Which is not to say large complex projects in perl are impossible. The University of Washington’s Catalyst tools use a custom web framework written in perl, which they’ve open sourced. I only cite that particular example because I’ve used some of the tools and I know they’re nicely done. So sure, it’s possible, but it takes a lot of deliberate restraint and discipline, more so than with other languages and tools that are oriented towards helping you get your job done.

Seems to me that if you must willfully refrain from using what a language offers, and constantly fight the temptation to write mangled code that costs time, money, and frustration for others to decipher, perl isn’t a particularly strong choice. In the case of perl, best practices aren’t a way to get the most out of the language; they’re a stopgap measure to stave off its natural tendency towards chaos.

A Quick Observation

For some potential upcoming work, I’ve been catching up on the changes made to Java over the last few years, and exploring the popular frameworks and libraries now in use.

Folks on reddit.com harshly criticize the bloat, unnecessary complexity, and huge runtime requirements for Java. They have their points. But I have to say, having worked on perl and PHP lately, where good code organization is the exception and not the norm, looking at Java again is a very welcome change.

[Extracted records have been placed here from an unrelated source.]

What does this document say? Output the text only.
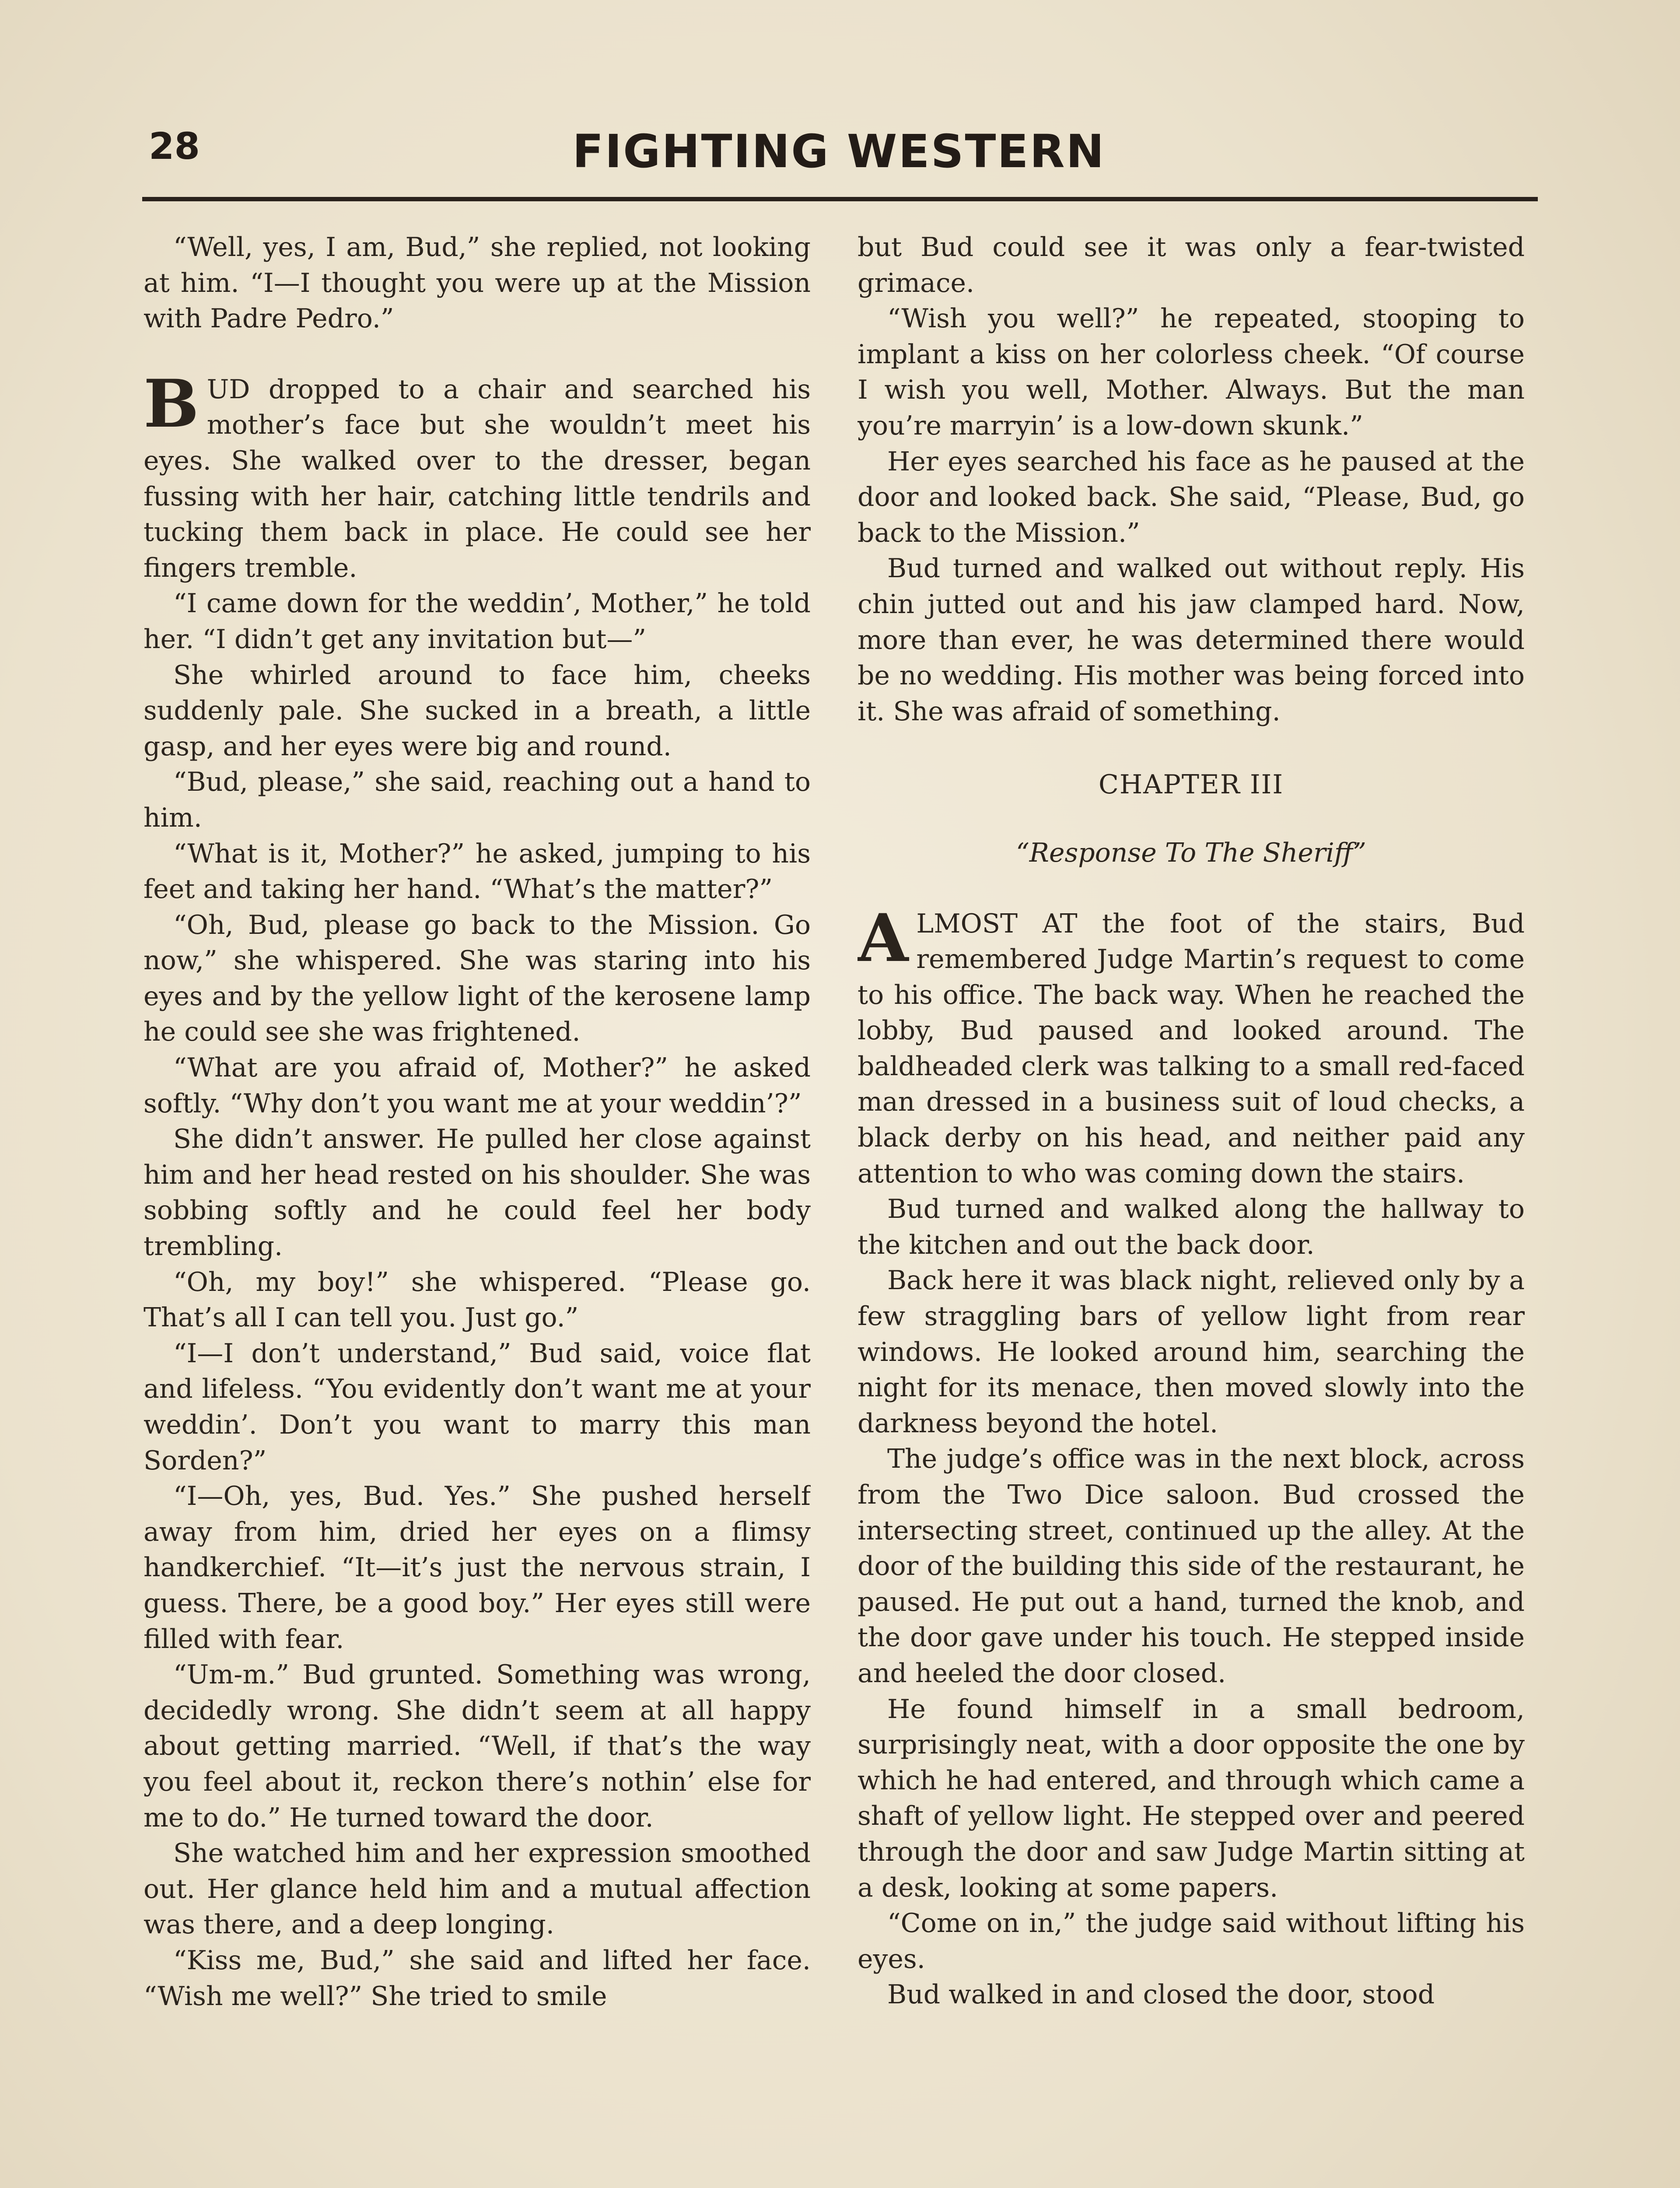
28	FIGHTING WESTERN

“Well, yes, I am, Bud,” she replied, not looking at him. “I—I thought you were up at the Mission with Padre Pedro.”

BUD dropped to a chair and searched his mother’s face but she wouldn’t meet his eyes. She walked over to the dresser, began fussing with her hair, catching little tendrils and tucking them back in place. He could see her fingers tremble.

“I came down for the weddin’, Mother,” he told her. “I didn’t get any invitation but—”

She whirled around to face him, cheeks suddenly pale. She sucked in a breath, a little gasp, and her eyes were big and round.

“Bud, please,” she said, reaching out a hand to him.

“What is it, Mother?” he asked, jumping to his feet and taking her hand. “What’s the matter?”

“Oh, Bud, please go back to the Mission. Go now,” she whispered. She was staring into his eyes and by the yellow light of the kerosene lamp he could see she was frightened.

“What are you afraid of, Mother?” he asked softly. “Why don’t you want me at your weddin’?”

She didn’t answer. He pulled her close against him and her head rested on his shoulder. She was sobbing softly and he could feel her body trembling.

“Oh, my boy!” she whispered. “Please go. That’s all I can tell you. Just go.”

“I—I don’t understand,” Bud said, voice flat and lifeless. “You evidently don’t want me at your weddin’. Don’t you want to marry this man Sorden?”

“I—Oh, yes, Bud. Yes.” She pushed herself away from him, dried her eyes on a flimsy handkerchief. “It—it’s just the nervous strain, I guess. There, be a good boy.” Her eyes still were filled with fear.

“Um-m.” Bud grunted. Something was wrong, decidedly wrong. She didn’t seem at all happy about getting married. “Well, if that’s the way you feel about it, reckon there’s nothin’ else for me to do.” He turned toward the door.

She watched him and her expression smoothed out. Her glance held him and a mutual affection was there, and a deep longing.

“Kiss me, Bud,” she said and lifted her face. “Wish me well?” She tried to smile

but Bud could see it was only a fear-twisted grimace.

“Wish you well?” he repeated, stooping to implant a kiss on her colorless cheek. “Of course I wish you well, Mother. Always. But the man you’re marryin’ is a low-down skunk.”

Her eyes searched his face as he paused at the door and looked back. She said, “Please, Bud, go back to the Mission.”

Bud turned and walked out without reply. His chin jutted out and his jaw clamped hard. Now, more than ever, he was determined there would be no wedding. His mother was being forced into it. She was afraid of something.

CHAPTER III
“Response To The Sheriff”

ALMOST AT the foot of the stairs, Bud remembered Judge Martin’s request to come to his office. The back way. When he reached the lobby, Bud paused and looked around. The baldheaded clerk was talking to a small red-faced man dressed in a business suit of loud checks, a black derby on his head, and neither paid any attention to who was coming down the stairs.

Bud turned and walked along the hallway to the kitchen and out the back door.

Back here it was black night, relieved only by a few straggling bars of yellow light from rear windows. He looked around him, searching the night for its menace, then moved slowly into the darkness beyond the hotel.

The judge’s office was in the next block, across from the Two Dice saloon. Bud crossed the intersecting street, continued up the alley. At the door of the building this side of the restaurant, he paused. He put out a hand, turned the knob, and the door gave under his touch. He stepped inside and heeled the door closed.

He found himself in a small bedroom, surprisingly neat, with a door opposite the one by which he had entered, and through which came a shaft of yellow light. He stepped over and peered through the door and saw Judge Martin sitting at a desk, looking at some papers.

“Come on in,” the judge said without lifting his eyes.

Bud walked in and closed the door, stood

The APIs for stuff like Servlets, Faces, EJBs, and Hibernate may be difficult to learn and remember, but at the very least, I find I always know where to look for something, and it’s usually where I expect to find it. In my book, over-abstraction is the lesser evil compared to not enough.

The Virtues of Simplicity

In this age of bloated software, it’s hard to find solutions that do what you need without a ton of unnecessary complexity. Software that’s more complex than the problem at hand makes it costly to learn, maintain, and troubleshoot. For companies and individuals with limited resources, that’s a real challenge. Glenn (my current client) and I wanted a solution to replace some slow performing CGIs but mod_perl was too much. Plus the idea of embedding a perl interpreter in Apache seemed scary.

I looked for perl web application server options that could be proxied through Apache. That architecture would give us the performance benefits of code preloaded into memory, persistent database connections, and precompiled templates. The only thing I found was OpenInteract, but its module list is quite large, and the project hasn’t been updated in a while. I didn’t want to have to dig around a ton of foreign code if I needed to squash a bug. So I decided to write my own.

The result is a neat little thing I call “perlserver,” a heavily modified version of this piece of public domain code for a preforking HTTP server. I deliberately kept it simple but gave it all the needed features: URL-to-handler mapping, safeguards against memory leaks, maximum configurability. It’s only 450 lines of code and is tightly integrated with the LWP modules. To convert the existing set of perl CGIs, the code was simply wrapped in packages that conform to a simple API understood by perlserver. Existing URLs were proxied to perlserver by clever RewriteRules in Apache.

Before, a CGI that built a complex page typically took 900 – 1500ms. Now, the same page served from perlserver by proxy takes around 300 – 400ms.

I’m thinking about releasing the code as open source. It’s not fancy, but that’s why it’s great: it’s a good option for sites that want better perl performance without the tedious complexity of other existing solutions.